The following describes an extension of the Descartes Rule of Signs to polynomials with complex coefficients.
First, I need to define the notion of a "sweep"... Given a complex polynomial p(z) := c0 zm0 + c1 zm1 + ... + cn zmn with non-zero ci and strictly increasing mi, let {αi} be the coefficients' "non-decreasing argument sequence": αi = arg ci (mod 2π), and α0 ≤ α1 ≤ ... ≤ αn, with each αi+1-αi taken as small as possible; then αn-α0 computes the "angular sweep" --which I'll denote sweep(p)-- of a needle with one end anchored at the origin of the Complex Plane that begins pointing at c0 and then spins counter-clockwise to point at each ci in turn ("stalling in place" when consecutive coefficients have equal arguments).[*]
With this, we have:
The Descartes Rule of Sweeps. The number of positive real roots of p is at most $\lfloor \frac{1}{\pi} sweep(p)\rfloor$.
(The Descartes Rule of Signs represents a special case: each sign change in a polynomial's real coefficient sequence contributes π to the sweep, so that $\frac{1}{\pi}sweep(p)$ exactly counts those sign changes.)
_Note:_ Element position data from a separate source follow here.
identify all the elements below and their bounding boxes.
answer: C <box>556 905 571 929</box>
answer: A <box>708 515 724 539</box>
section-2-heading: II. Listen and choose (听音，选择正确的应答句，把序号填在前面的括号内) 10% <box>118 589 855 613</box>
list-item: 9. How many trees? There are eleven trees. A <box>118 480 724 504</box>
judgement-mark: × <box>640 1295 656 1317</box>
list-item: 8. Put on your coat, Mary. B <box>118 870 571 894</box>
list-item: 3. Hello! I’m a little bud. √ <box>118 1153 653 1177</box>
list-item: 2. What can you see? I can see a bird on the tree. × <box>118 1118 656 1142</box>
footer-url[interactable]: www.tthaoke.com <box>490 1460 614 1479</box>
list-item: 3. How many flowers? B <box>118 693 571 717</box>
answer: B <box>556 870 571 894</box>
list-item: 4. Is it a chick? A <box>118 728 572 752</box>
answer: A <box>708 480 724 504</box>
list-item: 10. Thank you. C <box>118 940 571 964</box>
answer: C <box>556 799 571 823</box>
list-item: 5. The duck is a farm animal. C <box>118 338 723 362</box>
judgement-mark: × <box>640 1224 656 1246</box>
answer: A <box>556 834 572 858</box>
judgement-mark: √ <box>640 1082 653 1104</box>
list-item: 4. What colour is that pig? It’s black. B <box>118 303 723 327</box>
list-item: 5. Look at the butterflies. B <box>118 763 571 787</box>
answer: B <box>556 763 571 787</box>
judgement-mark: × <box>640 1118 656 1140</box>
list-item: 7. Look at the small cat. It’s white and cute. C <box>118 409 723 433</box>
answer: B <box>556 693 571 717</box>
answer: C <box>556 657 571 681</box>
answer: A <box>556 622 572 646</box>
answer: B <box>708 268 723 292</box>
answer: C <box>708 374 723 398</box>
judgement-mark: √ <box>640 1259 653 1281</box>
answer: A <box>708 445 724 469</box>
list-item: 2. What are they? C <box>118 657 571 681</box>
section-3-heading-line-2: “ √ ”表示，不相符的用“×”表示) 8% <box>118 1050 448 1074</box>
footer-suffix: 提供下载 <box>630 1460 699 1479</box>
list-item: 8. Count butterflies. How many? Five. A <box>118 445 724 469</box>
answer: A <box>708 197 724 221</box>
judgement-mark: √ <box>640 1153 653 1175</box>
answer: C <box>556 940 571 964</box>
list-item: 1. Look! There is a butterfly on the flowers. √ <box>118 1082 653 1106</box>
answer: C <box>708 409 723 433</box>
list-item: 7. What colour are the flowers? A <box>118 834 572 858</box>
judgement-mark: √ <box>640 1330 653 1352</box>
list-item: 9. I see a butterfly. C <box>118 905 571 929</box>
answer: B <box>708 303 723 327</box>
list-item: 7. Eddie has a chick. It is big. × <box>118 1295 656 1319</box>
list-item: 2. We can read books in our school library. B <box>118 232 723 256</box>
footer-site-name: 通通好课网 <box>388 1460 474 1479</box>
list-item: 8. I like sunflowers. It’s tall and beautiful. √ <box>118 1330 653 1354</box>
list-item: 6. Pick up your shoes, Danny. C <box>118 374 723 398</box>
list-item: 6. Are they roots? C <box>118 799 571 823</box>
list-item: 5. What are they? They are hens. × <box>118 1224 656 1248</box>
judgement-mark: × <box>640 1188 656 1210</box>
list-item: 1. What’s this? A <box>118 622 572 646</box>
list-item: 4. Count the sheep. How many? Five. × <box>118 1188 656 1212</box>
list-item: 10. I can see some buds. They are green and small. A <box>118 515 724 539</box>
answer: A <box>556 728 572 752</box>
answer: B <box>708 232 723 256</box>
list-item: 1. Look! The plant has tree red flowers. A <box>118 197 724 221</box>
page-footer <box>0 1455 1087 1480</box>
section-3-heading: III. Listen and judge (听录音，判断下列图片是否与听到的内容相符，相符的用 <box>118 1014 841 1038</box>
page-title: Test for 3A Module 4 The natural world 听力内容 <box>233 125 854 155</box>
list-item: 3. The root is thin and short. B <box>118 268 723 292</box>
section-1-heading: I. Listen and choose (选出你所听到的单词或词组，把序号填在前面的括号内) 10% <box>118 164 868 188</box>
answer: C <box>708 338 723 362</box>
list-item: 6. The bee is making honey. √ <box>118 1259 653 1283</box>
Now, I can prove the Rule of Sweeps using the Descartes Rule of Signs itself, but that approach sheds no light on why the Rule of Signs works (which is what I'm really after). The result seems to be one clever contour away from falling directly out of the Cauchy Argument Principle --and it even seems curiously appropriate that the formula provides a kind of half-winding number from the coefficient sequence-- but apparently I'm not sufficiently clever. :(
Suggestions?
[*] Note: One can also compute a sweep of the coefficients taken in reverse order (or, equivalently, spinning the needle clockwise). Differently-directed sweeps are usually not equal, so we can optimize the bound in the Rule of Sweeps by taking "the" sweep as the minimum of the two directed sweeps.